The video marks the first time Neuralink has shared footage of a human using its brain implant, after Musk announced in January that the first trial participant was “recovering well” after having the technology implanted. It comes a little under three years after the company released a video that showed a monkey controlling an on-screen cursor to play Pong using the technology.

This kind of control via a brain-computer interface isn’t entirely new; The Wall Street Journal notes that in 2004 a paralyzed person was also able to move a cursor thanks to help from a brain-computer interface. But this earlier iteration of the technology wasn’t able to transmit data wirelessly like Neuralink, and relied on wires protruding through the skin. The fact that Arbaugh was able to hold a conversation while moving the cursor is also notable, according to the WSJ.

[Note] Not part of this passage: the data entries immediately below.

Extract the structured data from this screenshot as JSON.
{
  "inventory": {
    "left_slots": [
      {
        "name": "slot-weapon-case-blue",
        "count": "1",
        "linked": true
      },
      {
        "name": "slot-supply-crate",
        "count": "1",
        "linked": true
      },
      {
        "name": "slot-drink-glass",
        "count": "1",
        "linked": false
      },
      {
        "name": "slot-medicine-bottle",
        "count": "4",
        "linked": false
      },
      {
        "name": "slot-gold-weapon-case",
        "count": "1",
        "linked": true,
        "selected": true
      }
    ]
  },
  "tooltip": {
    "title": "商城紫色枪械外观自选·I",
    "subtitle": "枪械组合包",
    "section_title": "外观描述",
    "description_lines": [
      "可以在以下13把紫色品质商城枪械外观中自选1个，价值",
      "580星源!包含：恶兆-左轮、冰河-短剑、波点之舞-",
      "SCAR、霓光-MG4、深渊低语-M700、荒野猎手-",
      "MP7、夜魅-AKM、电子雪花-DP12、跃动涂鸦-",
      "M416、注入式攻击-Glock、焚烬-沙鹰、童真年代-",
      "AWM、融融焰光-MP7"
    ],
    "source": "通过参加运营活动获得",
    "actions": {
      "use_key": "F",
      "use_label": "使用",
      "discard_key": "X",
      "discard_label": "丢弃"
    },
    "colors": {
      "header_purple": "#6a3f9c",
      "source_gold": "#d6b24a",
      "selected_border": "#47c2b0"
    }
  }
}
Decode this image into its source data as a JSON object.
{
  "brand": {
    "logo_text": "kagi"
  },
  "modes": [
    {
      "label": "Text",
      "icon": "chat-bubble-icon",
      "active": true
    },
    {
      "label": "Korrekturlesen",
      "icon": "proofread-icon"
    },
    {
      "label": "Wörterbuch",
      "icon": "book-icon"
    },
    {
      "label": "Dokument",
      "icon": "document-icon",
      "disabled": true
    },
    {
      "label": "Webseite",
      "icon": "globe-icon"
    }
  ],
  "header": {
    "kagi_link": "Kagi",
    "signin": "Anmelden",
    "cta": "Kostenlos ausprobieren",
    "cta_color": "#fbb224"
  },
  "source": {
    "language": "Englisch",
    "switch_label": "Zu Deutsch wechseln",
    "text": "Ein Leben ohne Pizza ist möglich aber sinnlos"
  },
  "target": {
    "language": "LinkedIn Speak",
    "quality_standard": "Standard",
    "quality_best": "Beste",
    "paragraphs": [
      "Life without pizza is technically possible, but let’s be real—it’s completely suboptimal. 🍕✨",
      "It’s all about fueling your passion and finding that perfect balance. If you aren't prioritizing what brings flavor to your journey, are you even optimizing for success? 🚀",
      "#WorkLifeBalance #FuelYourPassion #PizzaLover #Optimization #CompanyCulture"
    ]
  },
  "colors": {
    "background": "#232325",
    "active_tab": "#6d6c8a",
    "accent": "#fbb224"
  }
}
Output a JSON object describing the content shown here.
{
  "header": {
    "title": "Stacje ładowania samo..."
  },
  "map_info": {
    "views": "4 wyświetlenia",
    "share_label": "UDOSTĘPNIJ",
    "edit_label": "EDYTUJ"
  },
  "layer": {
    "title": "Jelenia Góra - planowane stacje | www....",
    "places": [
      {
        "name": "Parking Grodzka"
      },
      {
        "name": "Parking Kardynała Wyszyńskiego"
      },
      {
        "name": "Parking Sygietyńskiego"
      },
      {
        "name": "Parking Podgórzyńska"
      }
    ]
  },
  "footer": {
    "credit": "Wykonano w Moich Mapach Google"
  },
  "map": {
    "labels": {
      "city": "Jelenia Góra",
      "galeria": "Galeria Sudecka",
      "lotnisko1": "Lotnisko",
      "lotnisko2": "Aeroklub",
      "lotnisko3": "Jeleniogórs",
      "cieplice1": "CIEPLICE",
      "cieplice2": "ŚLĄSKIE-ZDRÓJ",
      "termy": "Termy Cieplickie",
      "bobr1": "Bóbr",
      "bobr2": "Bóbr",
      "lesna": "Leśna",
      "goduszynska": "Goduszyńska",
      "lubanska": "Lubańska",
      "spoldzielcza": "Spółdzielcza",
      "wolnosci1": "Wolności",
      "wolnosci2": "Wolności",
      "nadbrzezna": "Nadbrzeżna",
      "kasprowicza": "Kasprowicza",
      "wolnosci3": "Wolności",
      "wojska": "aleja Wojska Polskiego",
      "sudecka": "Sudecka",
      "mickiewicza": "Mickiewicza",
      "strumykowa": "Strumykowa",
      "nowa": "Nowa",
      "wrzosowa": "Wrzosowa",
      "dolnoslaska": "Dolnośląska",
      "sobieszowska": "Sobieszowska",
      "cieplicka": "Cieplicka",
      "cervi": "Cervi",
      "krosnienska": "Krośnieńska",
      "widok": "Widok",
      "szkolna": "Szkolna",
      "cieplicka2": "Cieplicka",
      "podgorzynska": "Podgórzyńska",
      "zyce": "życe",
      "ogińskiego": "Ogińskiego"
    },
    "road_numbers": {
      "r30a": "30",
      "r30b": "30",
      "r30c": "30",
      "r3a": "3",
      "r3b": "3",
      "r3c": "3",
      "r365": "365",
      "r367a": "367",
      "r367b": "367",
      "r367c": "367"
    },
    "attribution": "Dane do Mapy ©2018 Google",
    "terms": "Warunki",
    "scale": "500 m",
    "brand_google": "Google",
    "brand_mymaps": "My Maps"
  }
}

“It’s certainly a good starting point,” Wisconsin Institute for Translational Neuroengineering co-director Kip Ludwig tells Reuters. However, he denied that the demo represents a “breakthrough.” Other companies like BlackRock and Synchron have also demonstrated how paralyzed patients can use brain-computer interfaces to control electronic devices, though Synchron’s less-invasive approach may not be able to gather as much neural data, according to the WSJ. Paradromics and Precision Neuroscience are also working on brain implants to compete with Neuralink.

Neuralink has been criticized for the way it’s conducted its trials, with critics pointing towards a lack of transparency around elements like the number of subjects or what outcomes it’s assessing, Wired notes. The company’s previous experiments on monkeys have also been the subject of controversy, including reports that animals involved in the trials had to be euthanized after suffering complications including brain bleeds, “bloody diarrhea, partial paralysis, and cerebral edema.

Although Neuralink is initially being pitched as an assistive technology, Musk has said he eventually wants it to be implanted into perfectly healthy people to enhance their capabilities. But that’s still a long ways off.

Arbaugh admitted that “there’s still a lot of work to be done” and that the team “have run into some issues.” But he also says that the implant “has already changed my life.”